Sul celebre martire, che è diventato nella storia dell’arte il modello degli efebi, sono fiorite tante leggende mentre il suo martirio di frecciato ha ispirato il patronato sugli arcieri e archibugieri, sui mercanti di ferro e sui tappezzieri
San Sebastiano è diventato nell’arte, dal rinascimento in poi, l’equivalente degli dei ed eroi greci celebrati per la loro bellezza, come Adone o Apollo. Ispirandosi a una leggenda dell’VIII secolo, secondo la quale il santo era apparso a un vescovo nelle sembianze di un efebo, pittori e scultori cominciarono a raffigurarlo in un bellissimo giovane nudo, legato a un albero o a una colonna e trafitto dalle frecce: così appare nei quadri di Piero della Francesca alla Pinacoteca di Sansepolcro, del Tiziano nella chiesa dei Santi Nazario e Celso a Brescia o di Guido Reni alla Galleria Rosso di Genova; e l’elenco potrebbe continuare per una pagina intera perché il martire permetteva un libero e talvolta compiaciuto virtuosismo anatomico nell’ambito di un soggetto religioso.

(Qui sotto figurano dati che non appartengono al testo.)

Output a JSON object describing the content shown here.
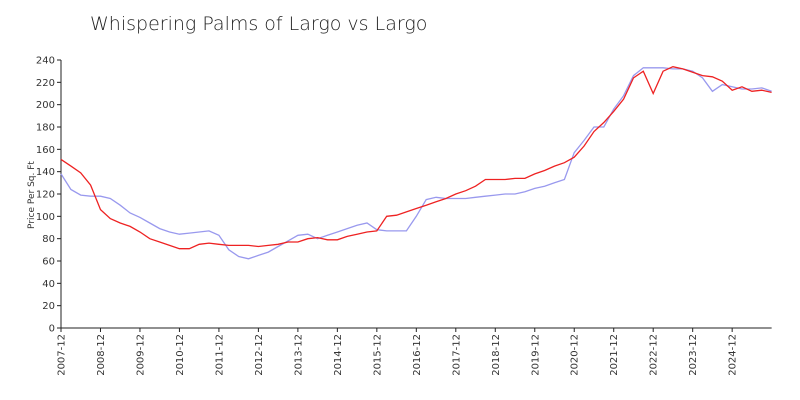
{
  "chart_data": {
    "type": "line",
    "title": "Whispering Palms of Largo vs Largo",
    "y_label": "Price Per Sq. Ft",
    "categories": [
      "2007-12",
      null,
      null,
      null,
      "2008-12",
      null,
      null,
      null,
      "2009-12",
      null,
      null,
      null,
      "2010-12",
      null,
      null,
      null,
      "2011-12",
      null,
      null,
      null,
      "2012-12",
      null,
      null,
      null,
      "2013-12",
      null,
      null,
      null,
      "2014-12",
      null,
      null,
      null,
      "2015-12",
      null,
      null,
      null,
      "2016-12",
      null,
      null,
      null,
      "2017-12",
      null,
      null,
      null,
      "2018-12",
      null,
      null,
      null,
      "2019-12",
      null,
      null,
      null,
      "2020-12",
      null,
      null,
      null,
      "2021-12",
      null,
      null,
      null,
      "2022-12",
      null,
      null,
      null,
      "2023-12",
      null,
      null,
      null,
      "2024-12",
      null,
      null,
      null,
      null
    ],
    "series": [
      {
        "color": "#9999ee",
        "values": [
          138,
          124,
          119,
          118,
          118,
          116,
          110,
          103,
          99,
          94,
          89,
          86,
          84,
          85,
          86,
          87,
          83,
          70,
          64,
          62,
          65,
          68,
          73,
          78,
          83,
          84,
          80,
          83,
          86,
          89,
          92,
          94,
          88,
          87,
          87,
          87,
          100,
          115,
          117,
          116,
          116,
          116,
          117,
          118,
          119,
          120,
          120,
          122,
          125,
          127,
          130,
          133,
          157,
          168,
          180,
          180,
          196,
          208,
          226,
          233,
          233,
          233,
          232,
          232,
          230,
          224,
          212,
          218,
          216,
          214,
          214,
          215,
          212
        ]
      },
      {
        "color": "#ee2222",
        "values": [
          151,
          145,
          139,
          128,
          106,
          98,
          94,
          91,
          86,
          80,
          77,
          74,
          71,
          71,
          75,
          76,
          75,
          74,
          74,
          74,
          73,
          74,
          75,
          77,
          77,
          80,
          81,
          79,
          79,
          82,
          84,
          86,
          87,
          100,
          101,
          104,
          107,
          110,
          113,
          116,
          120,
          123,
          127,
          133,
          133,
          133,
          134,
          134,
          138,
          141,
          145,
          148,
          153,
          163,
          176,
          184,
          194,
          205,
          224,
          230,
          210,
          230,
          234,
          232,
          229,
          226,
          225,
          221,
          213,
          216,
          212,
          213,
          211
        ]
      }
    ],
    "ylim": [
      0,
      240
    ],
    "yticks": [
      0,
      20,
      40,
      60,
      80,
      100,
      120,
      140,
      160,
      180,
      200,
      220,
      240
    ],
    "grid": false
  }
}
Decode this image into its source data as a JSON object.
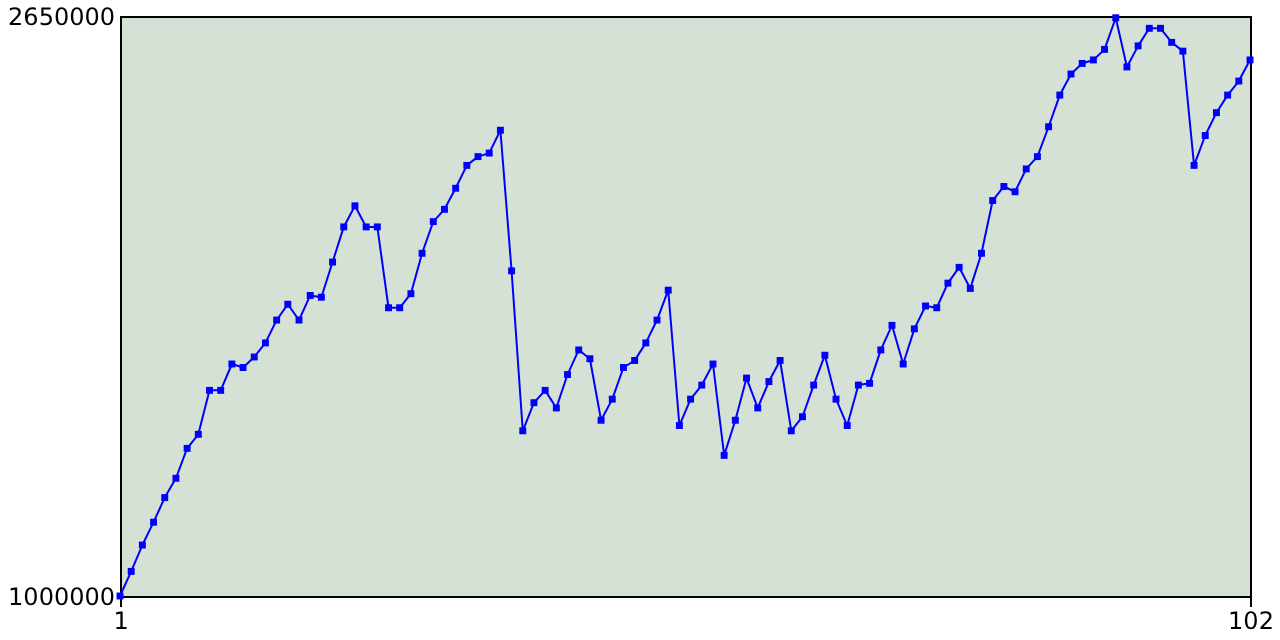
{
  "chart_data": {
    "type": "line",
    "x": [
      1,
      2,
      3,
      4,
      5,
      6,
      7,
      8,
      9,
      10,
      11,
      12,
      13,
      14,
      15,
      16,
      17,
      18,
      19,
      20,
      21,
      22,
      23,
      24,
      25,
      26,
      27,
      28,
      29,
      30,
      31,
      32,
      33,
      34,
      35,
      36,
      37,
      38,
      39,
      40,
      41,
      42,
      43,
      44,
      45,
      46,
      47,
      48,
      49,
      50,
      51,
      52,
      53,
      54,
      55,
      56,
      57,
      58,
      59,
      60,
      61,
      62,
      63,
      64,
      65,
      66,
      67,
      68,
      69,
      70,
      71,
      72,
      73,
      74,
      75,
      76,
      77,
      78,
      79,
      80,
      81,
      82,
      83,
      84,
      85,
      86,
      87,
      88,
      89,
      90,
      91,
      92,
      93,
      94,
      95,
      96,
      97,
      98,
      99,
      100,
      101,
      102
    ],
    "series": [
      {
        "color": "#0000ff",
        "values": [
          1000000,
          1070000,
          1145000,
          1210000,
          1280000,
          1335000,
          1420000,
          1460000,
          1585000,
          1585000,
          1660000,
          1650000,
          1680000,
          1720000,
          1785000,
          1830000,
          1785000,
          1855000,
          1850000,
          1950000,
          2050000,
          2110000,
          2050000,
          2050000,
          1820000,
          1820000,
          1860000,
          1975000,
          2065000,
          2100000,
          2160000,
          2225000,
          2250000,
          2260000,
          2325000,
          1925000,
          1470000,
          1550000,
          1585000,
          1535000,
          1630000,
          1700000,
          1675000,
          1500000,
          1560000,
          1650000,
          1670000,
          1720000,
          1785000,
          1870000,
          1485000,
          1560000,
          1600000,
          1660000,
          1400000,
          1500000,
          1620000,
          1535000,
          1610000,
          1670000,
          1470000,
          1510000,
          1600000,
          1685000,
          1560000,
          1485000,
          1600000,
          1605000,
          1700000,
          1770000,
          1660000,
          1760000,
          1825000,
          1820000,
          1890000,
          1935000,
          1875000,
          1975000,
          2125000,
          2165000,
          2150000,
          2215000,
          2250000,
          2335000,
          2425000,
          2485000,
          2515000,
          2525000,
          2555000,
          2645000,
          2505000,
          2565000,
          2615000,
          2615000,
          2575000,
          2550000,
          2225000,
          2310000,
          2375000,
          2425000,
          2465000,
          2525000
        ]
      }
    ],
    "xlim": [
      1,
      102
    ],
    "xticks": [
      1,
      102
    ],
    "ylim": [
      1000000,
      2650000
    ],
    "yticks": [
      1000000,
      2650000
    ],
    "grid": false,
    "legend": false,
    "marker": "square",
    "line_style": "solid"
  }
}
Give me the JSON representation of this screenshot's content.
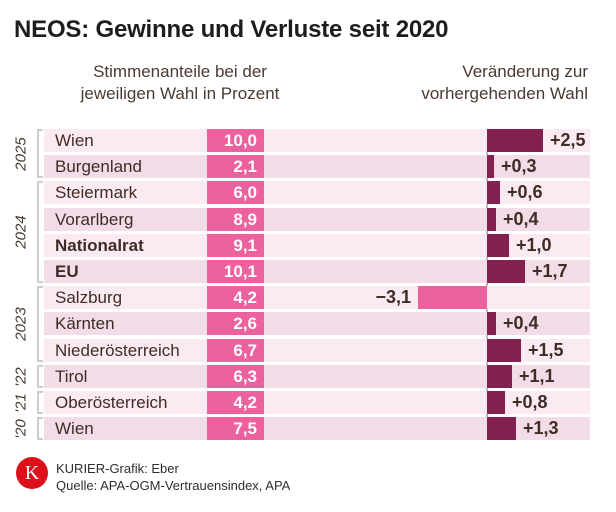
{
  "title": "NEOS: Gewinne und Verluste seit 2020",
  "headers": {
    "left_line1": "Stimmenanteile bei der",
    "left_line2": "jeweiligen Wahl in Prozent",
    "right_line1": "Veränderung zur",
    "right_line2": "vorhergehenden Wahl"
  },
  "chart_data": {
    "type": "bar",
    "title": "NEOS: Gewinne und Verluste seit 2020",
    "left_column_label": "Stimmenanteile bei der jeweiligen Wahl in Prozent",
    "right_column_label": "Veränderung zur vorhergehenden Wahl",
    "x_axis": {
      "unit": "percentage points",
      "baseline": 0,
      "range": [
        -3.5,
        4.5
      ]
    },
    "groups": [
      {
        "year": "2025",
        "entries": [
          {
            "name": "Wien",
            "share": 10.0,
            "share_label": "10,0",
            "change": 2.5,
            "change_label": "+2,5",
            "bold": false
          },
          {
            "name": "Burgenland",
            "share": 2.1,
            "share_label": "2,1",
            "change": 0.3,
            "change_label": "+0,3",
            "bold": false
          }
        ]
      },
      {
        "year": "2024",
        "entries": [
          {
            "name": "Steiermark",
            "share": 6.0,
            "share_label": "6,0",
            "change": 0.6,
            "change_label": "+0,6",
            "bold": false
          },
          {
            "name": "Vorarlberg",
            "share": 8.9,
            "share_label": "8,9",
            "change": 0.4,
            "change_label": "+0,4",
            "bold": false
          },
          {
            "name": "Nationalrat",
            "share": 9.1,
            "share_label": "9,1",
            "change": 1.0,
            "change_label": "+1,0",
            "bold": true
          },
          {
            "name": "EU",
            "share": 10.1,
            "share_label": "10,1",
            "change": 1.7,
            "change_label": "+1,7",
            "bold": true
          }
        ]
      },
      {
        "year": "2023",
        "entries": [
          {
            "name": "Salzburg",
            "share": 4.2,
            "share_label": "4,2",
            "change": -3.1,
            "change_label": "−3,1",
            "bold": false
          },
          {
            "name": "Kärnten",
            "share": 2.6,
            "share_label": "2,6",
            "change": 0.4,
            "change_label": "+0,4",
            "bold": false
          },
          {
            "name": "Niederösterreich",
            "share": 6.7,
            "share_label": "6,7",
            "change": 1.5,
            "change_label": "+1,5",
            "bold": false
          }
        ]
      },
      {
        "year": "'22",
        "entries": [
          {
            "name": "Tirol",
            "share": 6.3,
            "share_label": "6,3",
            "change": 1.1,
            "change_label": "+1,1",
            "bold": false
          }
        ]
      },
      {
        "year": "'21",
        "entries": [
          {
            "name": "Oberösterreich",
            "share": 4.2,
            "share_label": "4,2",
            "change": 0.8,
            "change_label": "+0,8",
            "bold": false
          }
        ]
      },
      {
        "year": "'20",
        "entries": [
          {
            "name": "Wien",
            "share": 7.5,
            "share_label": "7,5",
            "change": 1.3,
            "change_label": "+1,3",
            "bold": false
          }
        ]
      }
    ]
  },
  "colors": {
    "accent_pink": "#ec619e",
    "bar_negative_pink": "#ec619e",
    "bar_positive_dark": "#82214f",
    "row_bg_light": "#fceaf2",
    "row_bg_dark": "#f1dce8",
    "brand_red": "#dc0f1a"
  },
  "footer": {
    "logo_letter": "K",
    "credit": "KURIER-Grafik: Eber",
    "source": "Quelle: APA-OGM-Vertrauensindex, APA"
  }
}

Questa insistita celebrazione della sua immaginaria bellezza efebica lo ha persino trasformato in uno dei personaggi preferiti da coloro che prediligono, non soltanto artisticamente, gli efebi.
Si potrebbe tracciare sul Palatino una mappa dei luoghi dove si è consumato il martirio di san Sebastiano, considerato il terzo patrono di Roma dopo Pietro e Paolo e ricordato al 20 gennaio nel più antico calendario della Chiesa romana, la Depositio martyrum, che risale al 354. Quel colle gli doveva essere familiare perché, secondo la Passio sancti Sebastiani, scritta probabilmente nel V secolo, egli era diventato tribuno della prima coorte pretoria dell’imperatore Massimiano. In realtà poco sappiamo di certo su di lui oltre alla data riportata dal martirologio e a un accenno contenuto nel Commento al salmo 118 dove sant’Ambrogio riferisce che era di origine milanese e si era recato a Roma, ma senza spiegare il motivo del viaggio. Anche la Passio, che è un romanzo ricco di avvenimenti prodigiosi sulla cui attendibilità è impossibile pronunciarsi, narra che era nato a Milano in una famiglia cristiana ma si era trasferito giovanissimo a Roma nel 270 per entrare nella guardia dell’imperatore, andando ad abitare nella caserma di Castro Pretorio, l’accampamento trincerato fuori della cinta delle mura serviane. Ma secondo tarde leggende greche e latine sarebbe nato a Narbona da madre milanese sposata a un funzionario nella Gallia meridionale. In breve tempo raggiunse i massimi gradi della gerarchia militare: fu nominato tribuno della prima coorte grazie all’appoggio degli stessi imperatori Massimiano e Diocleziano che lo stimavano per la lealtà e l’intelligenza, non sospettando che fosse cristiano.
Grazie alla sua funzione poteva aiutare discretamente i cristiani incarcerati, curare la sepoltura dei martiri e convertire addirittura nobili e militari della corte, dov’era stato introdotto da Castulo, cubicolario, ovvero domestico della famiglia imperiale. San Castulo — la cui memoria cade il 26 marzo secondo il Martirologio Gerominiano — era cristiano e partecipava a riunioni di preghiera nello stesso palazzo dell’imperatore. Tradito dall’apostata Torquato, venne sorpreso in una cava di pozzolana sulla via Labicana, dove si era radunato un gruppo di credenti, e martirizzato.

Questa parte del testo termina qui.